Gemini Not Leaving US
Gemini, meanwhile, announced the launch of Gemini Foundation a week after it was first announced. The proposition is similar to Coinbase, but serving only Bitcoin contracts initially with leverage up to 100x. The platform will also offer the same lending services that got it into so much trouble at the back end of last year.
Gemini co-founder Tyler Winklevoss told Fortune that the group pulled their application for a US derivatives exchange after it was “made clear that it was not going to happen anytime soon”, with Winklevoss later describing the regulatory situation in the country as a “total logjam”, which explained their expansion abroad:
If we can’t do it in the U.S. right now—dramatically grow our business and bring crypto to folks here—that’s not going to stop us from bringing it globally.
Both Exchanges Subject of US Attention
Both Coinbase and Gemini have been targeted by US authorities in recent months, which has undoubtedly led them to look further afield for expansion. In January, the Securities and Exchange Commission (SEC) charged Gemini with the unregistered offer and sale of securities through its Gemini Earn lending service, while it was also sued by the Commodity Futures Trading Commission (CFTC) last year over its 2017 Bitcoin futures offering. However, Tyler told Fortune that these issues weren’t forcing Gemini out of its home country:
We’re not leaning out of the US, we’re just leaning into being a global company. If lawmakers could come together and build a clear framework for crypto companies, it would be a huge boon for the US, and a huge boon for consumers, innovators, and investors.

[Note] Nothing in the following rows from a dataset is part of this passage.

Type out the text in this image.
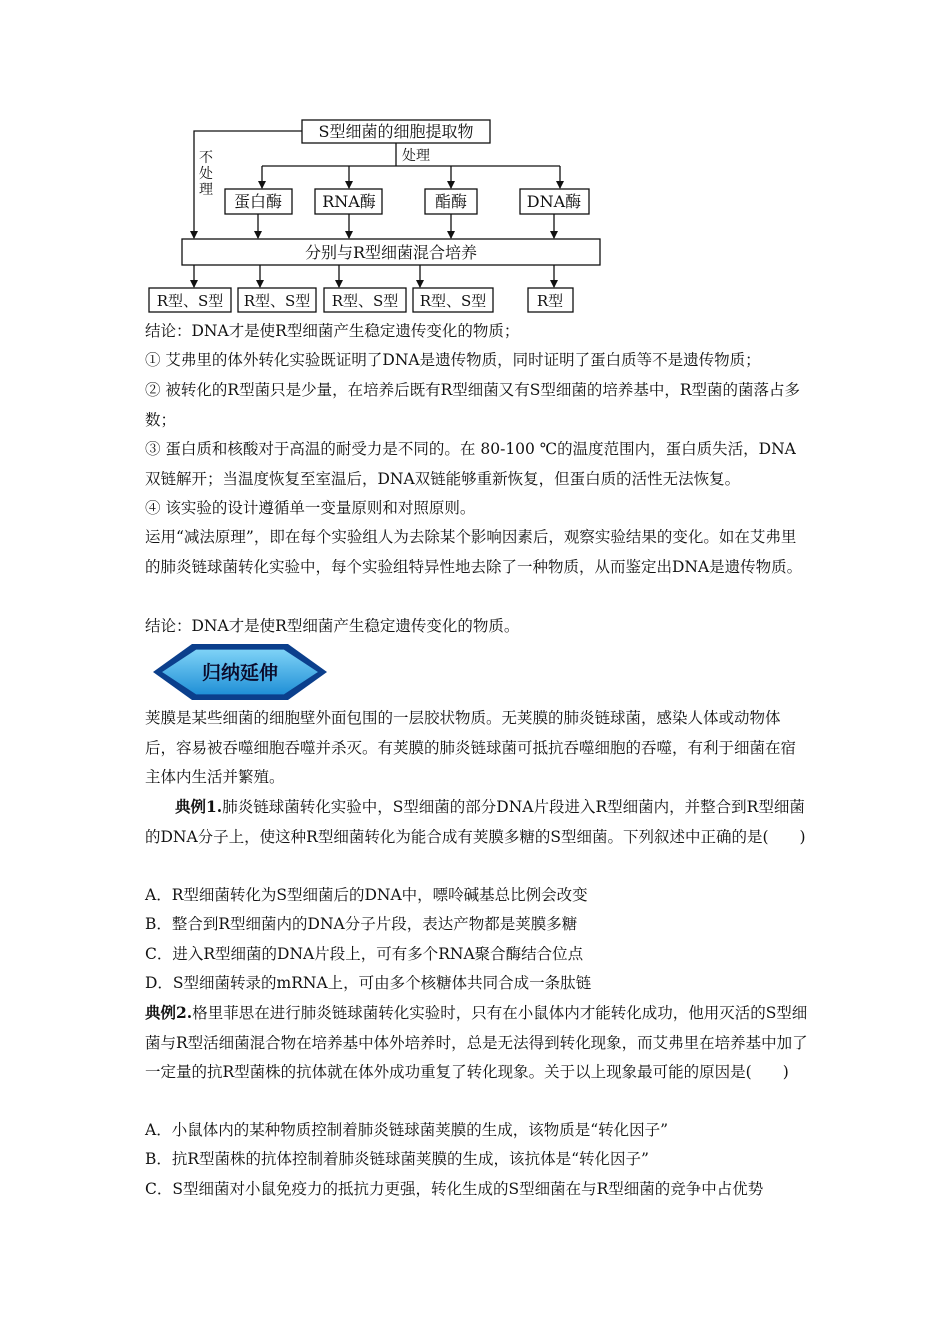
S型细菌的细胞提取物
不
处
理
处理
蛋白酶	RNA酶	酯酶	DNA酶
分别与R型细菌混合培养
R型、S型 R型、S型 R型、S型 R型、S型	R型

结论：DNA才是使R型细菌产生稳定遗传变化的物质；

① 艾弗里的体外转化实验既证明了DNA是遗传物质，同时证明了蛋白质等不是遗传物质；

② 被转化的R型菌只是少量，在培养后既有R型细菌又有S型细菌的培养基中，R型菌的菌落占多数；

③ 蛋白质和核酸对于高温的耐受力是不同的。在 80-100 ℃的温度范围内，蛋白质失活，DNA双链解开；当温度恢复至室温后，DNA双链能够重新恢复，但蛋白质的活性无法恢复。

④ 该实验的设计遵循单一变量原则和对照原则。

运用“减法原理”，即在每个实验组人为去除某个影响因素后，观察实验结果的变化。如在艾弗里的肺炎链球菌转化实验中，每个实验组特异性地去除了一种物质，从而鉴定出DNA是遗传物质。

结论：DNA才是使R型细菌产生稳定遗传变化的物质。

归纳延伸

荚膜是某些细菌的细胞壁外面包围的一层胶状物质。无荚膜的肺炎链球菌，感染人体或动物体后，容易被吞噬细胞吞噬并杀灭。有荚膜的肺炎链球菌可抵抗吞噬细胞的吞噬，有利于细菌在宿主体内生活并繁殖。

典例1.肺炎链球菌转化实验中，S型细菌的部分DNA片段进入R型细菌内，并整合到R型细菌的DNA分子上，使这种R型细菌转化为能合成有荚膜多糖的S型细菌。下列叙述中正确的是(　　)

A．R型细菌转化为S型细菌后的DNA中，嘌呤碱基总比例会改变

B．整合到R型细菌内的DNA分子片段，表达产物都是荚膜多糖

C．进入R型细菌的DNA片段上，可有多个RNA聚合酶结合位点

D．S型细菌转录的mRNA上，可由多个核糖体共同合成一条肽链

典例2.格里菲思在进行肺炎链球菌转化实验时，只有在小鼠体内才能转化成功，他用灭活的S型细菌与R型活细菌混合物在培养基中体外培养时，总是无法得到转化现象，而艾弗里在培养基中加了一定量的抗R型菌株的抗体就在体外成功重复了转化现象。关于以上现象最可能的原因是(　　)

A．小鼠体内的某种物质控制着肺炎链球菌荚膜的生成，该物质是“转化因子”

B．抗R型菌株的抗体控制着肺炎链球菌荚膜的生成，该抗体是“转化因子”

C．S型细菌对小鼠免疫力的抵抗力更强，转化生成的S型细菌在与R型细菌的竞争中占优势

Coinbase, too, has been no stranger to US action. It has had a kind of running Cold War with the SEC over the supposed listing of securities which culminated in a Wells Notice being issued last month. Then there is the situation where the exchange asked for guidance over how to run its planned Earn program, received none and was then threatened with a lawsuit when it was about to launch.
In January it also settled a case with the New York State Department of Financial Services over alleged breaches of anti-money laundering laws.